Universal Life Vs. Term Life Insurance

Buying insurance can be a daunting task. The life insurance policies that are available for customers are many and so are the companies that provide the insurance policies. Purchasing life insurance is however an important investment, and not just for you as a policy holder. Your next of kin and dependants also stand to benefit from your investment.

Two common insurance policies that insurance companies sell are term life insurance and universal life policies. Each of these policies is fundamentally different from the other with each having advantages over the other as well as disadvantages too.
A comparative look at these two using several aspects such as longevity, flexibility, cost and benefits reveals the following;


The cost of buying term life insurance is usually lower than that of universal life insurance.

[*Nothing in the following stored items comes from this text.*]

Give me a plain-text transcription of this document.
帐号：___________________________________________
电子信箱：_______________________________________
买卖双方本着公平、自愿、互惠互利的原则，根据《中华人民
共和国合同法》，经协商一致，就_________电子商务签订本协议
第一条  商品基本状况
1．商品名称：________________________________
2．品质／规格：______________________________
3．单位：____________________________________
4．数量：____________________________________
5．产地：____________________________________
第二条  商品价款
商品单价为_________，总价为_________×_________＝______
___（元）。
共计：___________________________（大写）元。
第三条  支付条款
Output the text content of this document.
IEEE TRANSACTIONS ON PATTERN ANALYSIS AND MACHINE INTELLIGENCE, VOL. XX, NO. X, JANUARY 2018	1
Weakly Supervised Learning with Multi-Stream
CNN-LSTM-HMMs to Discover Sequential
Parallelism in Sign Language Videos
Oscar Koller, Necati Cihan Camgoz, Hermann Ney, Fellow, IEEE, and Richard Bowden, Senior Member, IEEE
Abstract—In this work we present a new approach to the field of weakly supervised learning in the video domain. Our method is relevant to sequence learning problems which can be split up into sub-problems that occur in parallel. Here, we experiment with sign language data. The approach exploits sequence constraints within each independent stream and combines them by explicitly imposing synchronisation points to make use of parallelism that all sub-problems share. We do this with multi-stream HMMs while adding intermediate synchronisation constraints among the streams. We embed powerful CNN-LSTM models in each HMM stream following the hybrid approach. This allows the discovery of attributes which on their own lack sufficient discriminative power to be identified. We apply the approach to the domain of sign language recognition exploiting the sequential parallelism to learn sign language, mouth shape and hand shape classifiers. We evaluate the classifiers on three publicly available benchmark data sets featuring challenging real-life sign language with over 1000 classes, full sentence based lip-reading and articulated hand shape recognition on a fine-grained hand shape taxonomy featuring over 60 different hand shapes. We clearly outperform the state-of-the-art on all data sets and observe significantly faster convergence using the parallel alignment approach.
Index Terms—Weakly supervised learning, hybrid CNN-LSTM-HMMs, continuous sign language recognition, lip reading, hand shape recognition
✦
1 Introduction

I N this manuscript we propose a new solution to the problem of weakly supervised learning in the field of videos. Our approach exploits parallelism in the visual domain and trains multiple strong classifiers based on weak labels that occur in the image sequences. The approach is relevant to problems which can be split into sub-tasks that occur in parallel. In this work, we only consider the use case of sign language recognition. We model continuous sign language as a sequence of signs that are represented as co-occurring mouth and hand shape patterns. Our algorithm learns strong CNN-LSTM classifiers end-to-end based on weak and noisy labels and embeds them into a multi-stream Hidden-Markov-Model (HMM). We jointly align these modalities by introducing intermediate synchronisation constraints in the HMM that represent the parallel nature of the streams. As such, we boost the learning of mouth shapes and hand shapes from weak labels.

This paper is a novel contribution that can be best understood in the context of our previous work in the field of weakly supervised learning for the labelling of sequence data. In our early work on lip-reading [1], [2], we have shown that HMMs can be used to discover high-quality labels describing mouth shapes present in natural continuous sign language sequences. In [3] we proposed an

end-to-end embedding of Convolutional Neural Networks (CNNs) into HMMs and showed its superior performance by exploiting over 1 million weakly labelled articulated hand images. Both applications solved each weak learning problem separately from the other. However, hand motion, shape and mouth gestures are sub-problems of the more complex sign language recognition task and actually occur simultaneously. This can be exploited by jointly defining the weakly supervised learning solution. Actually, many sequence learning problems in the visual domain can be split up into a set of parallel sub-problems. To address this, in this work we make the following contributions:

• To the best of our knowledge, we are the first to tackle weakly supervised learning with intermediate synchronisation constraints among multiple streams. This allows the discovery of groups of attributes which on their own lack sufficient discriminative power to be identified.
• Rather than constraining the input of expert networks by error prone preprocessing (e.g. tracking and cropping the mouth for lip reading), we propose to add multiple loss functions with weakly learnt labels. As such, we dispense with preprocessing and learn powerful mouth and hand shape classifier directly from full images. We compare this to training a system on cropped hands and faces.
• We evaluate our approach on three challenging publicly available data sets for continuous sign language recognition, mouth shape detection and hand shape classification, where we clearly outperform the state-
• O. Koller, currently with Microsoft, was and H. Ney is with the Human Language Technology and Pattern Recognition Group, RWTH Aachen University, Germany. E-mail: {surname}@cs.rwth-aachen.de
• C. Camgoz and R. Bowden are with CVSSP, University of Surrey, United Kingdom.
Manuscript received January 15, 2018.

Term insurance is a basic life insurance that offers life insurance with benefits being enjoyable only after the death of the insured. This means that the premiums are offered at a reduced cost, especially when the policy is purchased at the early stages of one's life, where the risks are not as many as when you get older. Life expectancy is also higher at this time of life. As one gets older, the premiums paid for the life insurance increase, usually at specified interval such as after 5,7,10 or even 15 years.

On the other hand, universal life insurance usually has a flat rate or level of premium paid all through the life of the policy. The payments are however more expensive than those paid in term insurance. Premium payments paid are divided into two: the cash value and death insurance payment. When at a young age a larger portion of the payments made go towards the cash value, which in some sense is savings. However, as you get older, more the payments are deposited towards buying the insurance policy, though the payments made are the same.


Term insurance has a specific period within which the beneficiaries of insured can get benefits upon death of the insured. Once this period has passed, the policy becomes nullified and the insured has to buy another policy. If the cover ends at the later stages of life, buying another policy is usually very expensive due to increased risk factors.

For universal life insurance, the cover last the whole life of the insured. This however, depends upon the insured paying all the premium payments due in time. This cover offer guarantee of benefits as the insurance company cannot terminate the cover. They are legally bound to see the contract through to the end.


Once an agreement for the term insurance policy has been reached, there are no changes that can be made to it. Term insurance therefore ends up being rigid.
However, for universal insurance policies, deposits on the savings and the death insurance can be altered to suit the current financial situation of the policy holder.


Benefits in term insurance can only be enjoyed at the demise of the insured. However, the excess earning made by the policy holder can be used to invest in stocks which have higher returns as compared to interest rates provided in universal life insurance.

This is different from universal insurance where the benefits can be enjoyed within the life span of the insured. The cash value can be used to supplement retirement earning of the insured. The cash value can also be used to acquire loans. It can also be used to make investments.